EU sanctions Hamas leaders and Israeli settlers, but shelves stronger economic pressure

BRUSSELS (AP) — The European Union reached a unanimous political agreement Monday to issue new sanctions on Hamas leaders and the Israeli settler movement, top European diplomats said, after years of deadlock and growing popular pressure sparked by the carnage in Gaza.

EU’s foreign policy chief Kaja Kallas said in a social media post after a meeting in Brussels on Monday of the 27-nation bloc ‘s foreign ministers that extremism and violence should carry consequences. “It was high time we move from deadlock to delivery,” she said.

The group failed to endorse even stronger measures pushed by some European governments and did not immediately release details of the new measures, but French Foreign Minister Jean-Noël Barrot said the ministers had decided to sanction Hamas leaders and both leaders and organizations in the Israeli settler movement in the West Bank.

“The European Union is sanctioning today the main Israeli organizations guilty of supporting the extremist and violent colonization of the West Bank, as well as their leaders. These most serious and intolerable acts must cease without delay,” he said in a post Monday on social media.

“It is sanctioning the main leaders of Hamas, responsible for the worst antisemitic massacre in our history since the Shoah during which 51 French people lost their lives, a terrorist movement that must imperatively be disarmed and excluded from any participation in the future of Palestine,” Barrot said.

Palestinians, rights groups and international observers are increasingly warning about the worsening violence in the West Bank, where young Palestinian men are being killed with increasing regularity amid a broader climate of arson, vandalism and the displacement of farming communities near settlements and outposts in the occupied West Bank.

At least 40 Palestinians have been killed since the start of the year, according to the United Nations Office for the Coordination of Humanitarian Affairs, including a record 11 by settlers, two more than in all of 2025.

The unanimous EU vote is a sign of the political possibilities unleashed by the ouster last month of Hungarian Prime Minsiter Viktor Orbán after 16 years in power in Budapest. A staunch supporter of Israeli Prime Minister Benjamin Netanyahu, Orbán had repeatedly vetoed earlier attempts to sanction Israeli settlers for actions in the West Bank.

But Orbán was defeated in an election in April by Péter Magyar, and the approval Monday of the new EU sanctions “validates the notion that Orbán was blocking them single-handedly,” said Martin Konečný, head of the Brussels-based European Middle East Project.

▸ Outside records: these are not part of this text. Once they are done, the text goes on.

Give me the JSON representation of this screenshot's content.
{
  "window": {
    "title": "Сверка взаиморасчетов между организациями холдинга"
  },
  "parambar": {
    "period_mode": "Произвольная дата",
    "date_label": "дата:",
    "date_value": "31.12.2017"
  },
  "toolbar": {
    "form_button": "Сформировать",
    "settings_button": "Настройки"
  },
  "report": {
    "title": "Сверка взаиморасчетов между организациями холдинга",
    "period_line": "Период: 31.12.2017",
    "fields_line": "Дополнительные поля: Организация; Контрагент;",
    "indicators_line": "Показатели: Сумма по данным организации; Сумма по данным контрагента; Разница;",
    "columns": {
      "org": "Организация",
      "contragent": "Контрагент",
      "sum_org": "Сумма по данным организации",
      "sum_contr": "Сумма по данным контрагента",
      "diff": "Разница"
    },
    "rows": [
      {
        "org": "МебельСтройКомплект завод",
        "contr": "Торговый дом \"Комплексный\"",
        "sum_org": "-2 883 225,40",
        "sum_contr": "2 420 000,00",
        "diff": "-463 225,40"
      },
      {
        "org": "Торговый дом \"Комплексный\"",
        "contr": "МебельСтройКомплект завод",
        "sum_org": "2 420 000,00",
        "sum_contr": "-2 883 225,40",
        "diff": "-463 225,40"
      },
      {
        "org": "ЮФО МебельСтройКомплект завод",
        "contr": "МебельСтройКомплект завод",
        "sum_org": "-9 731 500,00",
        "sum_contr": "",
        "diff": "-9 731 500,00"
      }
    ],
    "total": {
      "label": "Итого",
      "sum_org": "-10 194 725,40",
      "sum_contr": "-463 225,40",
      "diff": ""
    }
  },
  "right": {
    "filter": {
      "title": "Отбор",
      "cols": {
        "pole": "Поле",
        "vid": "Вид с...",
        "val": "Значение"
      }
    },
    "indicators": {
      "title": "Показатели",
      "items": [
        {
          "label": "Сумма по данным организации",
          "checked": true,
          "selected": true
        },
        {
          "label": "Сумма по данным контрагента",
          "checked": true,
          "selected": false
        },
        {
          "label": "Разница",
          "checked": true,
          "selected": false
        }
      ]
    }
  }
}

The sanctions could signal a turning point in the EU’s Israel policy. Criticism of Israeli Prime Minister Benjamin Netanyahu and his government’s actions in Gaza, the West Bank, Lebanon, Syria and Iran had pushed many European governments, led by Spain, Ireland and the Netherlands, to seek such penalties.

“You can’t just turn a blind eye,” Luxembourg Foreign Minister Xavier Bettel said ahead of the meeting.

However, EU diplomats failed to agree on stronger actions to pressure Israel like banning products from Israeli settlements in the West Bank or suspending a key trade agreement.

“There’s so much that you can and should be doing, and so to get stuck in this question of adding a few more settlers is missing the big picture,” said Hugh Lovatt, a fellow at the European Council on Foreign Relations. “The EU’s narrowed the scope of action now to individuals and to a few entities, and in doing that it’s ignoring the far more systemic issues at play.”

Claudio Francavilla, Human Rights Watch associate EU director, said the sanctions were “a step in the right direction, but so many more needed for the EU to comply with international law.”

Italian Foreign Minister Antonio Tajani said before the meeting in Brussels that his government needed more time to study a French-Swedish proposal to sever West Bank settlers from EU markets, effectively withholding support for the plan from Italy despite mounting popular political pressure.

Individual nations could ban settlement goods on their own if the process stalls in Brussels, Dutch Foreign Minister Tom Berendsen said.

The EU’s next Foreign Affairs Council later in May will be focused on trade.

“We have been talking about measures for too long,” said Spanish Foreign Minister José Manuel Albares Bueno in Brussels. “Let’s move on to a vote and stop saying that there is no qualified majority for it. Let’s see how many of us are in agreement and who is not.”